Even though I (and probably many others) call most little creepy-crawlies bugs, millipedes, centipedes, and spiders also find their way to my garden. Along with scorpions and ticks, they are classified as arachnids because they have eight legs. To distinguish them further, you need to study how their feet and legs are arranged.
Arachnids are named for the Greek goddess, Arachne. A common version of the myth introduces Arachne as an extraordinary weaver with the hubris to claim she is more skilled and has more artistry than Athena, herself. Of course, Athena could not leave that boast unchallenged. Athena wove a four-paneled tapestry depicting the arrogance of humans. Arachne’s weaving showed how the gods' cruelty afflicted humans. Even though Arachne’s weaving was judged superior, Athena cursed her. She turned Arachne into a spider and forced her to weave for all eternity.
Around 1750, Carolus Linnaeus devised a system to organize life on earth. He first separated plants from animals. That worked pretty well, at least until 1959, when Robert Whittaker added three new categories including algae, mosses, and fungi and many of their relations.

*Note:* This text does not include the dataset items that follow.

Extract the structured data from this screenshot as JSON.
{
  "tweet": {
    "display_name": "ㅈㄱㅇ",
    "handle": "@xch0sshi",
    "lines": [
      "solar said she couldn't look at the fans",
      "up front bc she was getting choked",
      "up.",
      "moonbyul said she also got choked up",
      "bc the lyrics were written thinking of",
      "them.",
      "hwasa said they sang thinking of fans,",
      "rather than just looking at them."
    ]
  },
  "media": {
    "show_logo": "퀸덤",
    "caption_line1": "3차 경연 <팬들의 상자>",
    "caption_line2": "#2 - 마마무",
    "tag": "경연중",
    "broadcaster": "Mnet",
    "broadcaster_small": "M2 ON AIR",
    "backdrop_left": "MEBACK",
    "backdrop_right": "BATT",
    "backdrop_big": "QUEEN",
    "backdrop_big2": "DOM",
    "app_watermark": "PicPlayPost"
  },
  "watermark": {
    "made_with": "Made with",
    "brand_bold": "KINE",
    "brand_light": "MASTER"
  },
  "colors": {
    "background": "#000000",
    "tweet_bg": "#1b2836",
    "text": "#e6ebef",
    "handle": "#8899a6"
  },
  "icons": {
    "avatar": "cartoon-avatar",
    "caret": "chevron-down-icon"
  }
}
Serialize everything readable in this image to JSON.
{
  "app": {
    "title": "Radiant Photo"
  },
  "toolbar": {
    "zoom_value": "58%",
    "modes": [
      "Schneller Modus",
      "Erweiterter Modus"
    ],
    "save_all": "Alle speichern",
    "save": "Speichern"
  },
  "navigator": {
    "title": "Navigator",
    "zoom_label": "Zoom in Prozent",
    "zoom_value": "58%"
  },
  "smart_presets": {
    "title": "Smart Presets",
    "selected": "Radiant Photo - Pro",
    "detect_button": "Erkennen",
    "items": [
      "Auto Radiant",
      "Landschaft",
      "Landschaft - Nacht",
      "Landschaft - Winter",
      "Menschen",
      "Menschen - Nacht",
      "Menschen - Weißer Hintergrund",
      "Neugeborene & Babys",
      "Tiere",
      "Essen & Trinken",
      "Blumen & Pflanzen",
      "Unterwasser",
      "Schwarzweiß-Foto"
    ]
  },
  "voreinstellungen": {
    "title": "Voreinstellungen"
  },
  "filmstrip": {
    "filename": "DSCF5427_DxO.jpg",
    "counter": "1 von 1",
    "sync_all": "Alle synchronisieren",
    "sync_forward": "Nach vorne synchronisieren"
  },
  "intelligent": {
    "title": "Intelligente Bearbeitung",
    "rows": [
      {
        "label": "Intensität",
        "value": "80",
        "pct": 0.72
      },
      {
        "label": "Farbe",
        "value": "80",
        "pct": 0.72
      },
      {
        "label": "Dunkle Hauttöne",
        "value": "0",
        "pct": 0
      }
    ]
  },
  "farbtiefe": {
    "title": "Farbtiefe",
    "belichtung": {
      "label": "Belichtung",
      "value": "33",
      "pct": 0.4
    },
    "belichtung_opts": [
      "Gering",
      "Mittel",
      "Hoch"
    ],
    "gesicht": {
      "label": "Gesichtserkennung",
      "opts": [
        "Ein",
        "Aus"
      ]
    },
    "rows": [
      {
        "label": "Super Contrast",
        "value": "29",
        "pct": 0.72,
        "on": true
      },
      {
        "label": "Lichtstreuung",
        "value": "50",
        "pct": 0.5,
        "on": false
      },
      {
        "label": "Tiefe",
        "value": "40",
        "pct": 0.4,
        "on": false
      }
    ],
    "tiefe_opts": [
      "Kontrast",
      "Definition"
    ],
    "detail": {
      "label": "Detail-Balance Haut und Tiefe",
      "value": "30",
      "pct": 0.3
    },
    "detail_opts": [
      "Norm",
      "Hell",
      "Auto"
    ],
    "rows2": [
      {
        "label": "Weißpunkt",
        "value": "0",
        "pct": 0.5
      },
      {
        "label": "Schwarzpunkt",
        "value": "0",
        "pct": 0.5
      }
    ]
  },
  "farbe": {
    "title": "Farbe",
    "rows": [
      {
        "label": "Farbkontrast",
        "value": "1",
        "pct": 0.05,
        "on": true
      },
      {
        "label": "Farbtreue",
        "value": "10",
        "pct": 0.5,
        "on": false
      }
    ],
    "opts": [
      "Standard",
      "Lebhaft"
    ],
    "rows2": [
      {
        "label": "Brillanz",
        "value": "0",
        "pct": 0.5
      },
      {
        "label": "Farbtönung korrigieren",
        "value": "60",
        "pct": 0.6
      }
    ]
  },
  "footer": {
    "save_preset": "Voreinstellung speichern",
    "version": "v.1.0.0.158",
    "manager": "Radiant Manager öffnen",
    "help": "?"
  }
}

When modern scientists considered the molecular structure of living things, five categories became too general.
Seems like the more we learn about ourselves and our Earthmates, the blurrier the separation lines become.
And since we’re getting a little scientific, we need to mention computers. The first computer bug was a real bug. A moth to be specific. On September 9, 1947, Grace Hopper, a former US Navy Rear Admiral and computer scientist, discovered why an error kept occurring on the Mark II machine she and her team were working on. An actual moth with a 2-inch wingspan flew into the workings of the machine and got stuck. Grace extracted the critter, taped it into the log book, and identified it as a computer bug. I guess you could say her term has gone viral.
From computers to compost, we find bugs, insects, and arachnids everywhere. Some are prey, a few are predators, but most just like to hang out and smell the roses. Oh, no! Aphids love roses!
I’m reading another book by Kate Quinn, The Rose Code (HarperCollins, 2021). It’s also historical fiction and tells of three young women recruited to work at Bletchley Park as code-breakers. Quinn’s use of language helps her readers feel like we’re in scene with these strong women. Her characters feel so real, I think, because Quinn shows off her thorough research by writing plausible relationships, and situations in a setting that feels like a character in its own right.
Bletchley Park, the WWII top-secret facility housed in an English country mansion close to the center of England is now a museum.